Superintendent of Public Instruction Patricia I. Wright announced today that the Virginia Grade-Level Alternative (VGLA), a locally scored portfolio assessment for students with disabilities, will be replaced by a new online test – beginning with mathematics testing in 2011-2012 and reading testing in 2012-2013.
The new assessment, the Virginia Modified Achievement Standard Test (VMAST), is designed for students with disabilities who are learning grade-level content but cannot fairly be held to the same achievement standards as their nondisabled classmates.
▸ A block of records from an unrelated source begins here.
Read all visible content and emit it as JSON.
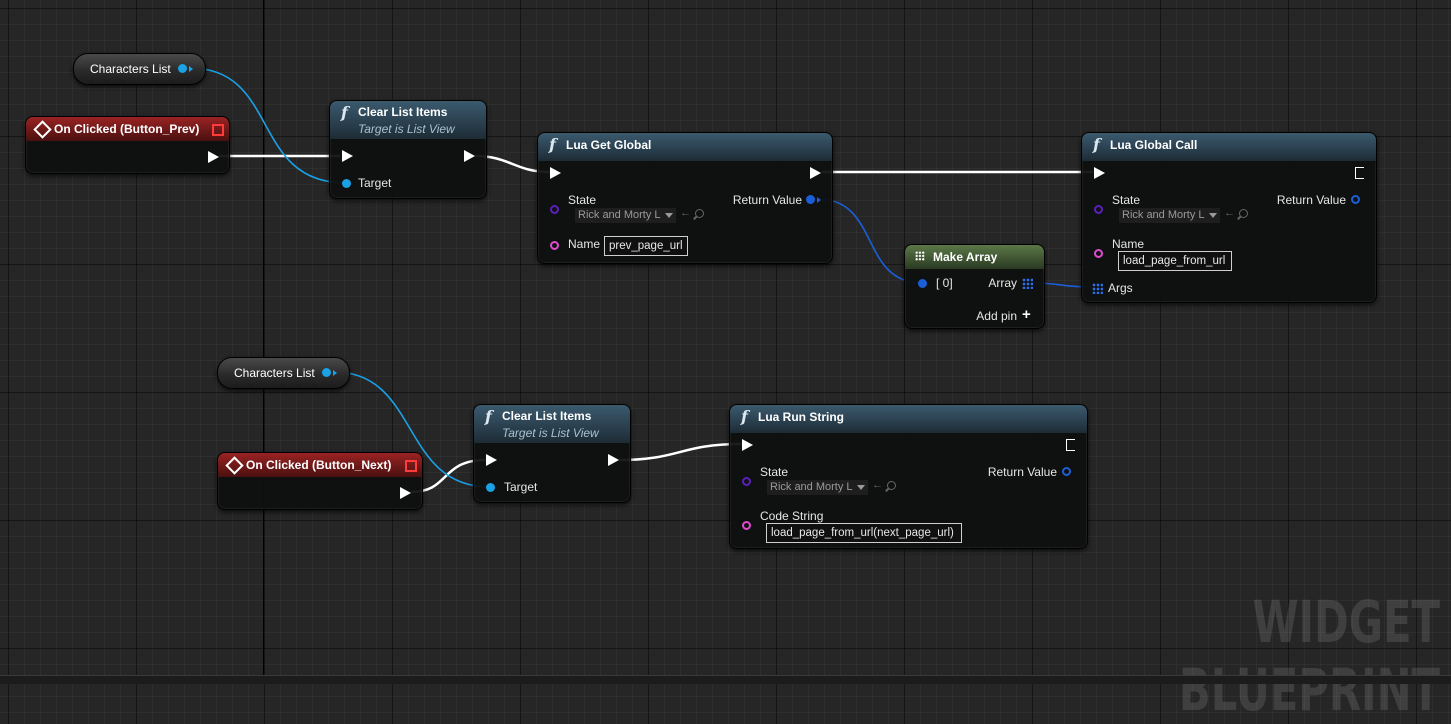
{
  "graph": {
    "watermark": "WIDGET BLUEPRINT"
  },
  "top": {
    "var_node": {
      "label": "Characters List"
    },
    "event": {
      "title": "On Clicked (Button_Prev)"
    },
    "clear_list": {
      "title": "Clear List Items",
      "subtitle": "Target is List View",
      "target_label": "Target"
    },
    "lua_get_global": {
      "title": "Lua Get Global",
      "state_label": "State",
      "state_value": "Rick and Morty L",
      "return_label": "Return Value",
      "name_label": "Name",
      "name_value": "prev_page_url"
    },
    "make_array": {
      "title": "Make Array",
      "index_label": "[ 0]",
      "array_label": "Array",
      "add_pin_label": "Add pin"
    },
    "lua_global_call": {
      "title": "Lua Global Call",
      "state_label": "State",
      "state_value": "Rick and Morty L",
      "return_label": "Return Value",
      "name_label": "Name",
      "name_value": "load_page_from_url",
      "args_label": "Args"
    }
  },
  "bottom": {
    "var_node": {
      "label": "Characters List"
    },
    "event": {
      "title": "On Clicked (Button_Next)"
    },
    "clear_list": {
      "title": "Clear List Items",
      "subtitle": "Target is List View",
      "target_label": "Target"
    },
    "lua_run_string": {
      "title": "Lua Run String",
      "state_label": "State",
      "state_value": "Rick and Morty L",
      "return_label": "Return Value",
      "code_label": "Code String",
      "code_value": "load_page_from_url(next_page_url)"
    }
  },
  "icons": {
    "function": "f-function-icon",
    "event": "diamond-event-icon",
    "delegate": "red-square-delegate-icon",
    "make_array": "grid-array-icon",
    "add_pin": "plus-icon"
  },
  "colors": {
    "exec_wire": "#ffffff",
    "object_pin": "#1aa1e6",
    "struct_pin": "#1b5fd8",
    "state_pin": "#5a1fbe",
    "string_pin": "#e14bd0",
    "event_header": "#9a2323",
    "function_header": "#3b5a6e",
    "pure_header": "#5b7848"
  }
}
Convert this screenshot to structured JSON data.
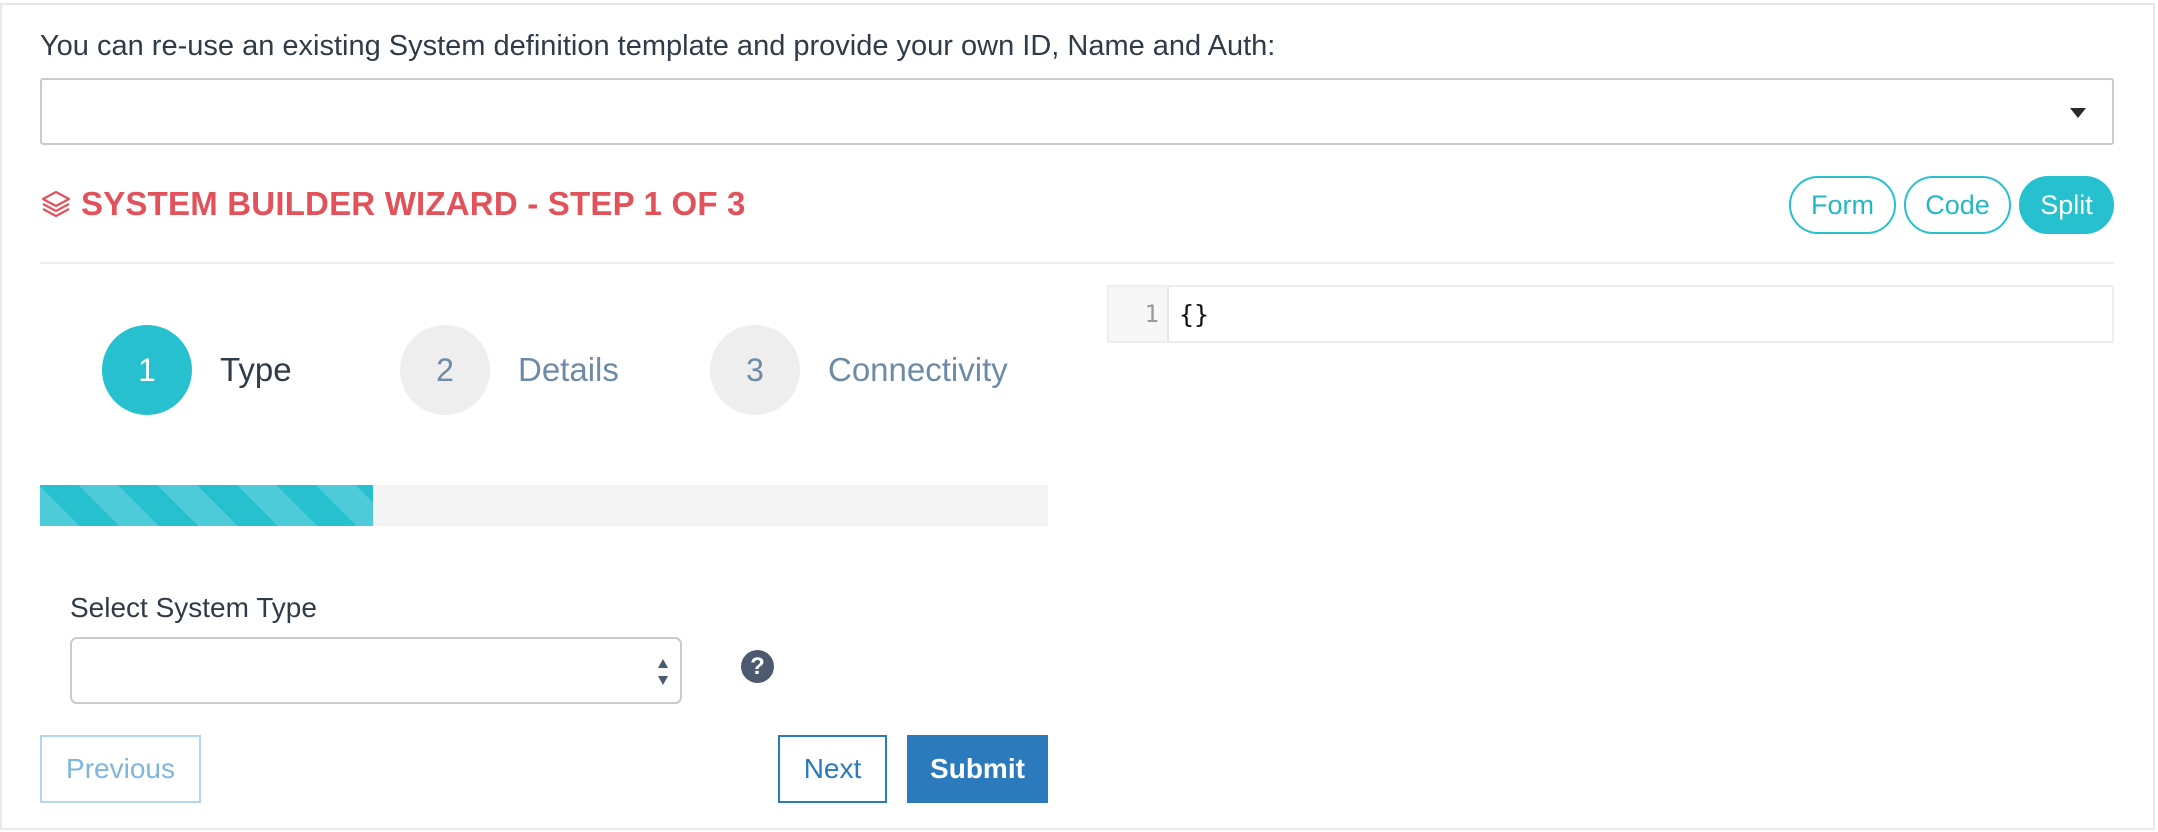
{
  "template": {
    "label": "You can re-use an existing System definition template and provide your own ID, Name and Auth:",
    "selected": ""
  },
  "wizard": {
    "title": "SYSTEM BUILDER WIZARD - STEP 1 OF 3",
    "title_color": "#e2525a",
    "icon": "layers-icon",
    "view_modes": [
      {
        "label": "Form",
        "active": false
      },
      {
        "label": "Code",
        "active": false
      },
      {
        "label": "Split",
        "active": true
      }
    ],
    "steps": [
      {
        "number": "1",
        "label": "Type",
        "active": true
      },
      {
        "number": "2",
        "label": "Details",
        "active": false
      },
      {
        "number": "3",
        "label": "Connectivity",
        "active": false
      }
    ],
    "progress_fraction": 0.33,
    "accent_color": "#26c0cf"
  },
  "form": {
    "system_type_label": "Select System Type",
    "system_type_value": "",
    "help_icon": "question-circle-icon"
  },
  "buttons": {
    "previous": "Previous",
    "next": "Next",
    "submit": "Submit",
    "primary_color": "#2b7bbc"
  },
  "editor": {
    "line_number": "1",
    "content": "{}"
  }
}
Items on the VMAST will include supports and simplified items not available to students who take Standards of Learning (SOL) tests in reading and mathematics.
“There will be strict criteria for the selection of students for the VMAST and safeguards to prevent misuse,” Wright said. “And because it will be computer scored like SOL tests, VMAST will be an objective and reliable measure of student achievement.”
VMAST mathematics assessments for grades 3-8 and Algebra I will be introduced during 2011-2012. VMAST reading assessments in grades 3-8 and high school will be introduced the following year.
Initial development of the tests was supported with a 2007 grant from the U.S. Department of Education. Federal special education funds were identified this week to cover the costs of implementing the VMAST mathematics and reading assessments.
The VGLA was introduced during 2004-2005. It was intended for students with disabilities capable of meeting grade-level standards but unable – because of their disability – to demonstrate their achievement on standard SOL tests, even with accommodations permitted in Virginia's testing program.
This spring, the Virginia Department of Education (VDOE) directed assessment, special education and other staff in divisions with VGLA participation rates of 25 percent or greater to undergo training on proper administration of the test. The state average is 20 percent in both reading and mathematics.
The 2010 General Assembly expressed its concern about overuse of the test by passing legislation requiring superintendents to certify that students assessed with the VGLA meet the participation criteria. House Bill 304, sponsored by Delegate John M. O'Bannon of Henrico County, also states the legislature's desire that VDOE phase out the assessment.
"Today's announcement is the first step in carrying out the will of the General Assembly and addressing my own concerns about overuse and misuse of the VGLA," said Wright.
A time table has not been established yet for phasing out use of the VGLA for writing, history and science.